山井 小肩衝 物相 岩城文琳 堪忍 堆朱布袋の香合等なり
(帝國大學史料本伊達肯山公記録)
明治三十五年四月特別展覽會出品 伊達宗基殿。
岩城文琳 袋四ッ、白地牡丹、亡羊紫地古金襴、白極。挽家銕刀木金粉字形、遠州上天文琳とあり。添盆唐物青貝、墨角入盆草花に岩及蝶の紋美事、縁に梅鉢紋八ッ。(茶入圖あり)
(松山青柯著つくしの友)
傳來
元岩城の國主岩城貞隆所持にして、徳川時代初期より伊達家の重寶たりしが、大正五年五月十四日同家藏器第一回入札の際、五萬六千圓にて現所持者に落札せり。
實見記
大正十年十一月五日東京市赤坂區田町二丁目阪本金彌氏邸に於て實見す。
口締り捻り返し淺く、口縁に一ヶ所凹せたる上に釉掛りたる處あり、又一ヶ所ヒッツキあり、肩先丸味を持ちて胴膨らみたる恰好極めて善く、胴以下は胴以上と殆んど同恰好に窄まり、釉掛り稍深く、底廻りに鼠色の土を見せ、底面約七分糸切にて他の三分山缺けあり、而して糸切細かく面にボツ/\とヒッツキあり、又小さき釉飛びありて少しく之を遮蔽せり。
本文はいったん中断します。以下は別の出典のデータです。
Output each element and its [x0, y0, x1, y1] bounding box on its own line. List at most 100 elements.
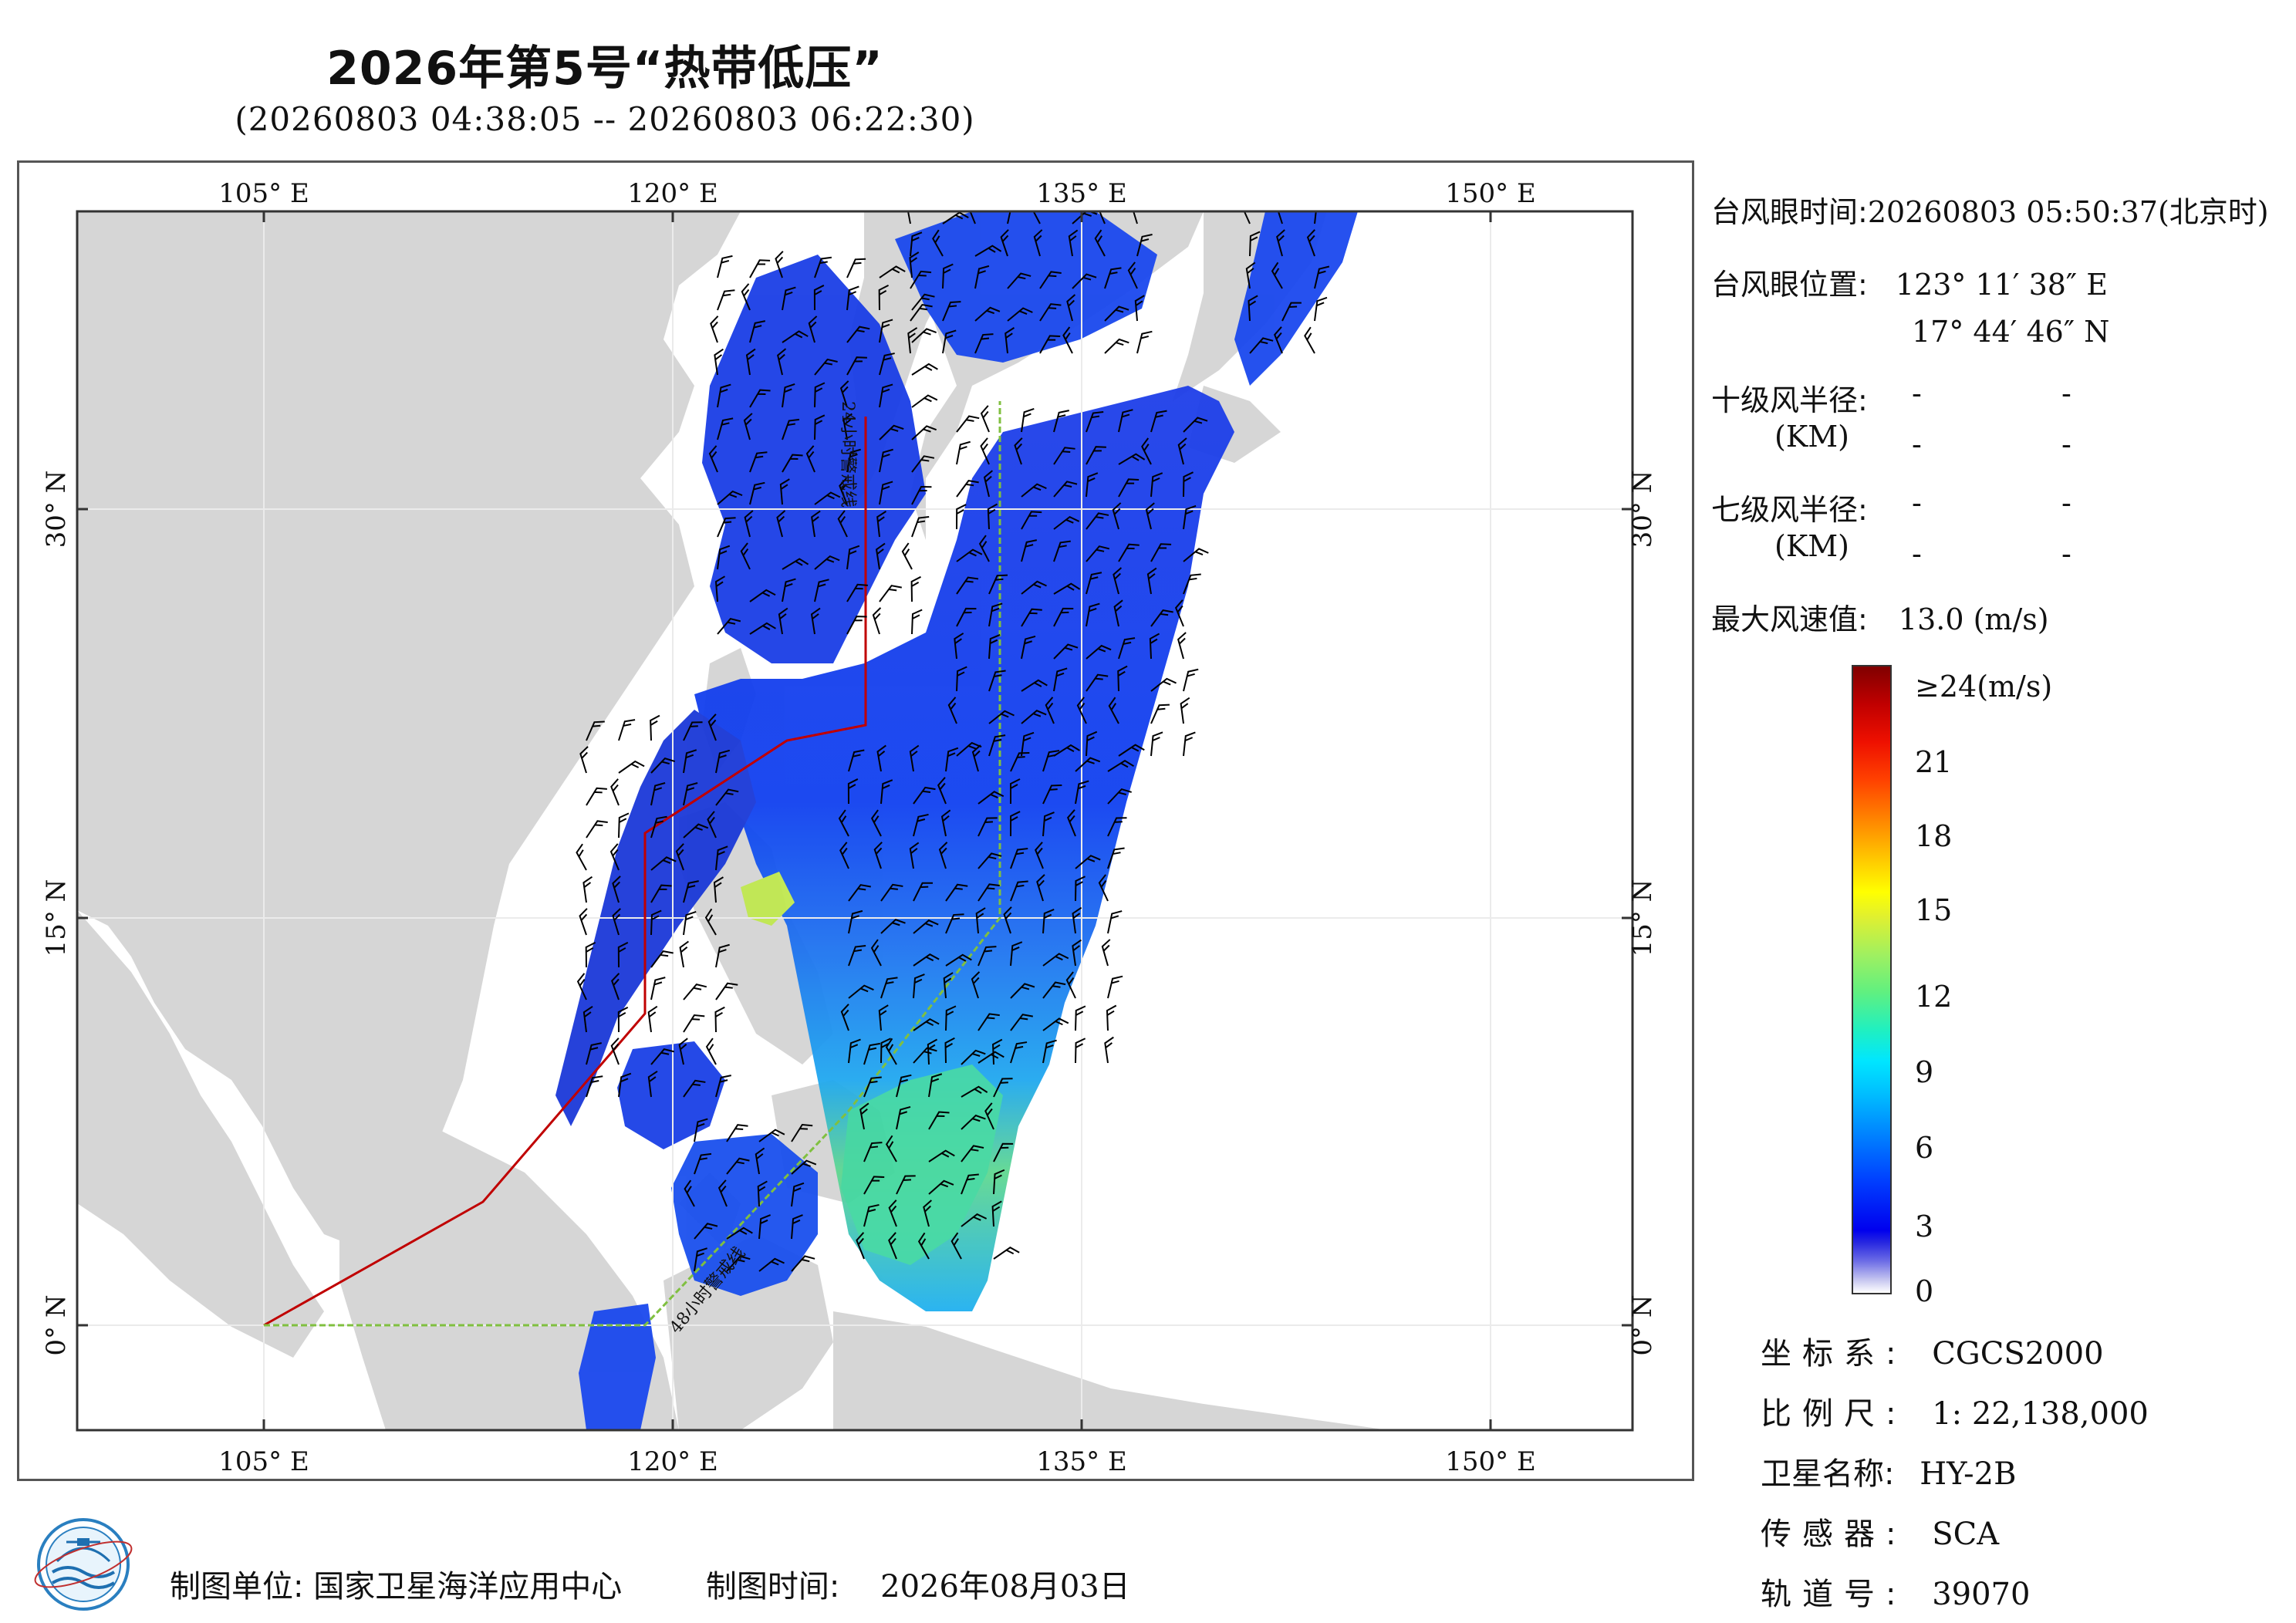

總體柿金氣色に少しく紫味を帯び黄味を含みたる黒飴釉全面に細かき横段を成し、又一部鶉斑を成したる處あり、其間に銀金氣ムラ/\と現はれ、甑廻りに黒飴一線を繞らし、置形胴上より黄釉中に飴色を含みたる所謂文琳釉が二股の彎形を成してなだれ掛り、裾釉止りの邊に於て黄釉一段冴え、一部飴釉と相重なりたる上に、少しく青瑠璃色を見せ、光澤美麗なる事言語に絶せり。内部口縁釉掛り、以下轆轤荒く繞り、底中央に至りて渦状を成す、底面土大山缺けの外全部無疵にて、裾の邊稍赤味を持ち、麗はしき黄飴釉と相照應して、景色の變化比類なく、形状釉色併せ得て文琳中の秀逸と稱すべく、一名上天文琳と云ふも、亦蓋し是れが爲めなるべし。